Convenience properties:

response.text        # str | None — concatenated text from all TEXT blocks
response.tool_calls  # list[ContentBlock] — only TOOL_USE blocks
response.thinking    # str | None — concatenated thinking text

Content Block Types (Output)

for block in response.content:
    match block.type:
        case ContentType.TEXT:
            print(block.text)                    # "Hello! How can I help?"

        case ContentType.TOOL_USE:
            print(block.tool_call_id)            # "toolu_01XF..."
            print(block.tool_name)               # "get_weather"
            print(block.tool_input)              # {"location": "NYC"}  — always a dict

        case ContentType.THINKING:
            print(block.thinking)                # "Let me analyze..."
            print(block.thinking_signature)      # "WaUjzkypQ2m..."

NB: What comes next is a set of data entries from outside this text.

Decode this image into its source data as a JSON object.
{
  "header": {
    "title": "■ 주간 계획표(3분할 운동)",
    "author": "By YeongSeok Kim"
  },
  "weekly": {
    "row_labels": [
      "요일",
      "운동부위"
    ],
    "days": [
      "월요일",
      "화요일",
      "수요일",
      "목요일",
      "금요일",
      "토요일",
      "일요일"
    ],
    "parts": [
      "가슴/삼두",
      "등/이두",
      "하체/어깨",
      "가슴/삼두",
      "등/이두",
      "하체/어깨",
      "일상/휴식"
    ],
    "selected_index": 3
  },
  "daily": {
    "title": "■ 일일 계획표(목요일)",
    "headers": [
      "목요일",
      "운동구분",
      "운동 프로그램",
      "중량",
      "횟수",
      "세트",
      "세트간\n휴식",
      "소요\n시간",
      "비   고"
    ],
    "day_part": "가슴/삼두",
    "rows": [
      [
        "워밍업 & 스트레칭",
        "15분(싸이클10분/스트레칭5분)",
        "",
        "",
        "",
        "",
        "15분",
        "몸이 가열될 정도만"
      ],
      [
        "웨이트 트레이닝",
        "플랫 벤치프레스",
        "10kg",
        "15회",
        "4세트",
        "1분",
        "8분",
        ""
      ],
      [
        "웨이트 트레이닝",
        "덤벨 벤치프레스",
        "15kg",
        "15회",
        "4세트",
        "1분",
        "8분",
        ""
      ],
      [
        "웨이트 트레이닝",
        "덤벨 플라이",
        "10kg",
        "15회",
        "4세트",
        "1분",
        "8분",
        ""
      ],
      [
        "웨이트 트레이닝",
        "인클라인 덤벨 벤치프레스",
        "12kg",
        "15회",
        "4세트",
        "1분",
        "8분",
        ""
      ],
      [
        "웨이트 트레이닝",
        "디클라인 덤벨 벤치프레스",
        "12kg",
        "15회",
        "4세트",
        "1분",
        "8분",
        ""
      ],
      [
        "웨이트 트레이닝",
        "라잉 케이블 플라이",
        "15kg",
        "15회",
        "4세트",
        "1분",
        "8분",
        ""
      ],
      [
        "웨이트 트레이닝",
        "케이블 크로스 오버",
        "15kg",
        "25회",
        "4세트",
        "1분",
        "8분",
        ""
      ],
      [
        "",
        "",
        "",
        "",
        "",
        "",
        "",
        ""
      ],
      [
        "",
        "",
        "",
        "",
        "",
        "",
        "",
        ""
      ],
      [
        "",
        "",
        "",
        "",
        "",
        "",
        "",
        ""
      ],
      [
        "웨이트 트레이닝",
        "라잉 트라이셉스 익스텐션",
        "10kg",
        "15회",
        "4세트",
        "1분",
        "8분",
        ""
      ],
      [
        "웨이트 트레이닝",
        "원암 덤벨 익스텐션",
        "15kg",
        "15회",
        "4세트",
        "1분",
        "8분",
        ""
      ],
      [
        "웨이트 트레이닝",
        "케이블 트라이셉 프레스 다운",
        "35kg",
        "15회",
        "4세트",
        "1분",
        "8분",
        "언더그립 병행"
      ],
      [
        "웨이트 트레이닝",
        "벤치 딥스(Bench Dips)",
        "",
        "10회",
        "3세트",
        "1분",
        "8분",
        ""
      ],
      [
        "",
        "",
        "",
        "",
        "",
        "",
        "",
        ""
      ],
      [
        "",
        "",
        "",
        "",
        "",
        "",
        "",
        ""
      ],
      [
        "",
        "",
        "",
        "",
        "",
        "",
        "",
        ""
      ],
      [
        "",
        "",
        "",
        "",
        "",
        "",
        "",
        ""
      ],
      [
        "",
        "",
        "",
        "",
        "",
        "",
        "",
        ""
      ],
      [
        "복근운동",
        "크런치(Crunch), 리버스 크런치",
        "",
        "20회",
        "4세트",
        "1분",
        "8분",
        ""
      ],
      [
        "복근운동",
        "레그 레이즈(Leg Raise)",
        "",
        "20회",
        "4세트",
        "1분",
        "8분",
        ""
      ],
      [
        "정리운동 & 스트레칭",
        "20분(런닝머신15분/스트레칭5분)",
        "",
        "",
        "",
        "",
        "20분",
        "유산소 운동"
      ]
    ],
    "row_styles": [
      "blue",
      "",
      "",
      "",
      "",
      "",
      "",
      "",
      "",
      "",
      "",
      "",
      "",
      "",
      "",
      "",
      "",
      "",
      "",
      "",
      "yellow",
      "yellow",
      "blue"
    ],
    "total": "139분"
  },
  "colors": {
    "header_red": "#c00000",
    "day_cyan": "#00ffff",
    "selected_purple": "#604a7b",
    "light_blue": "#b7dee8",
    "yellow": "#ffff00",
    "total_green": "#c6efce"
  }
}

        case ContentType.REDACTED_THINKING:
            print(block.redacted_thinking_data)  # opaque encrypted data

        case ContentType.SERVER_TOOL_USE:
            print(block.tool_name)               # "web_search"
            print(block.tool_input)              # {"query": "latest news"}

Usage

response.usage.input_tokens                 # tokens in the prompt
response.usage.output_tokens                # tokens generated
response.usage.total_tokens                 # always input + output
response.usage.thinking_tokens              # extended thinking tokens (Anthropic)
response.usage.cache_read_input_tokens      # tokens read from cache
response.usage.cache_creation_input_tokens  # tokens written to cache

Finish Reasons

Value	Meaning
`FinishReason.STOP`	Normal completion
`FinishReason.TOOL_USE`	Model wants to call a tool
`FinishReason.LENGTH`	Hit `max_tokens` limit
`FinishReason.ERROR`	Error occurred
`FinishReason.PAUSE_TURN`	Long turn paused — can resume
`FinishReason.REFUSAL`	Safety refusal

Streaming — `stream()`

Yields ContentBlock chunks followed by a final Usage:

async for chunk in client.stream(model="anthropic/claude-sonnet-4-6", messages=[...]):
    if chunk.type == "text":
        print(chunk.text, end="", flush=True)       # streamed word by word
    elif chunk.type == "tool_use":
        print(f"Tool: {chunk.tool_name}({chunk.tool_input})")  # complete tool call
    elif chunk.type == "thinking":
        print(f"Thinking: {chunk.thinking[:50]}...")  # complete thinking block
    elif chunk.type == "usage":
        print(f"Tokens: {chunk.input_tokens} in, {chunk.output_tokens} out")

Chunk Type	When	Count
`ContentBlock(TEXT)`	Each text fragment as it arrives	Many
`ContentBlock(TOOL_USE)`	When a tool call is complete	One per tool
`ContentBlock(THINKING)`	When thinking block is complete	One per block
`ContentBlock(REDACTED_THINKING)`	When block is complete	One per block
`ContentBlock(SERVER_TOOL_USE)`	When server tool call is complete	One per call
`Usage`	End of stream	Always last

Tool Use — Full Loop

from modelgate import ModelGate, ModelGateConfig, Message, ContentBlock, ContentType, Role, Tool, ToolParameter

client = ModelGate(ModelGateConfig(anthropic_api_key="sk-ant-..."))

weather = Tool(
    name="get_weather",
    description="Get current weather",
    parameters={"location": ToolParameter(type="string", description="City")},
    required=["location"],
)

messages = [Message(role=Role.USER, content="What's the weather in NYC?")]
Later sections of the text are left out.